Here's an excerpt from a Facebook engineer explaining why we still use PHP: "The reason Facebook hasn't migrated away from PHP is because it has incumbent inertia (it's what's there) and Facebook's engineers have managed to work around many of its flaws through a combination of patches at all levels of the stack and excellent internal discipline via code convention and style - the worst attributes of the language are avoided and coding style is rigidly enforced through a fairly tight culture of code review"
You answered the question yourself. If someone is a wizard in PHP, then they should use PHP. People that get caught up in the decision of what language to use don't ship code. Shipped code > language decision circle jerks.
I'm not a habitual PHP user, and I have perturbed many electrons on why I wouldn't use it for nontrivial projects, but I could slam out something for which I don't care about security or performance in a very short period of time.
Rails, Play, etc. have some friction; Sinatra makes you reinvent a lot of wheels. You really can just fart something out in PHP very rapidly.
I downvoted because you make grandiose claims without any real, non-FUD sources beyond you work at Facebook. You just say there are "BETTER THINGS!!!" without listing at least one and why.
1) From a productivity standpoint PHP is pretty hard to beat in general....if you already know PHP.

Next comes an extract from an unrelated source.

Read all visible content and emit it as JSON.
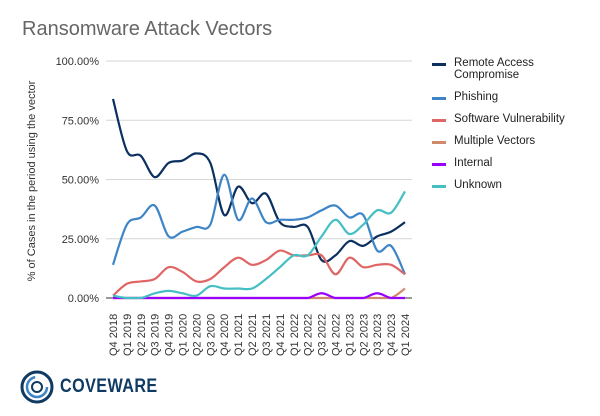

2) A poor craftsman blames the tool.
3) PHP's inertia extends to the entire ecosystem really, not just the tool.
You mean that the backend should have been based on parse.com and not be written in PHP? Well, there are several reasons I didn't do this: (a) I wasn't familiar with parse.com (b) PHP code is independent from a single commercial provider (c) you can easily host the PHP code on Heroku etc. (d) I wasn't really sure if parse.com was appropriate for more complex tasks, encryption, etc.